In December 2024, the Choctaw-Apache Community of Ebarb and the Lipan Apache Tribe of Texas were registered members of the National Congress of American Indians (NCAI) as state-recognized tribe tribes. NCAI requires annual registration with membership dues.

== Notable Lipan Apache chiefs ==
Below are historical chiefs with estimated times of when they were active.

- Bigotes (lit. 'Mustached One') (middle of the 18th century): In 1751, he left Texas and crossed the Rio Grande into Coahuila. About this date, they lived along the Rio Escondido and Rio San Rodrigo in Coahuila.
- Poca Ropa (lit. 'few or scant clothes') (c. 1750 – c. 1790) was Chief of the Little Breech-clout band along the lower Pecos River
- Cavezon/el Gran Cavezon (lit. 'The Big Head'): c. 1760 – c. 1790) was Chief of the Fire/Camp Circla band, lived along the San Saba River towards the upper Nueces River.

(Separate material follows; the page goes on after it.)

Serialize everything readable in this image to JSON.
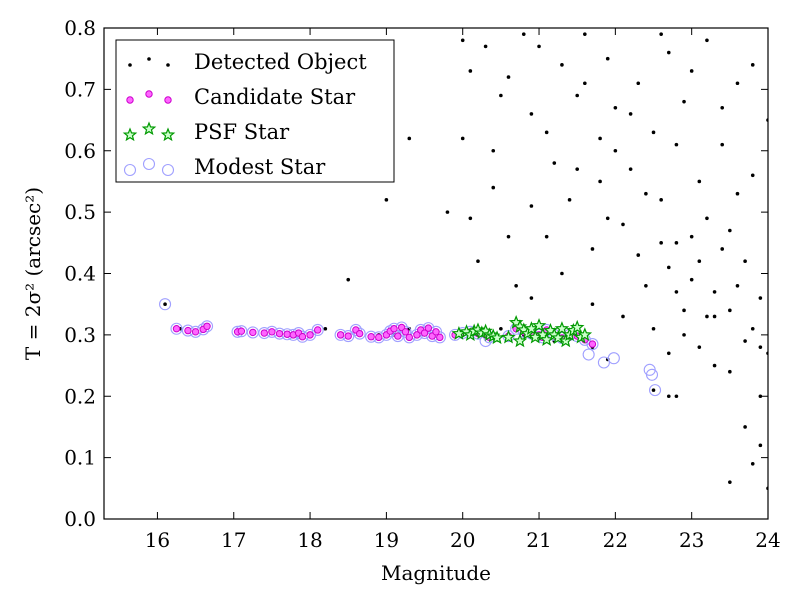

- Yolcha/Yolcna Pocarropa (c. 1822 – c. 1828) was Chief of several bands of the Littel Breech-clout band in western Texas, grandson of Poca Ropa. He was allied with Cuelgas de Castro. He moved his band from the lower Pecos River area in West Texas to the Laredo and lower Rio Grande region in late 1820s.
- Cuelgas de Castro (c. 1821 – c. 1842) was Chief of the Sun Otter band in the territory of San Antonio across the Rio Grande in Tamaulipas and played a large role in interactions between the Republic of Texas and the Lipan Apache. He was an ally of chiefs Flacco and Yolcha Pocarropa.
- Flacco (c. 1821 – c. 1843) was Chief of the High-Beaked Moccasin band east of San Antonio who had a history of aiding Texas Militian units. He was a friend of President of the Republic of Texas Sam Houston.
- Magoosh (Ma’uish): c. 1850 – 1900) was Chief of the Sun Otter band in southeastern Texas. Because of a severe epidemic, one part of this band went to Zaragosa in Coahuila, while the other part of Magoosh's band took refuge by the Mescalero and accompanied them in 1870 onto the Mescalero Reservation.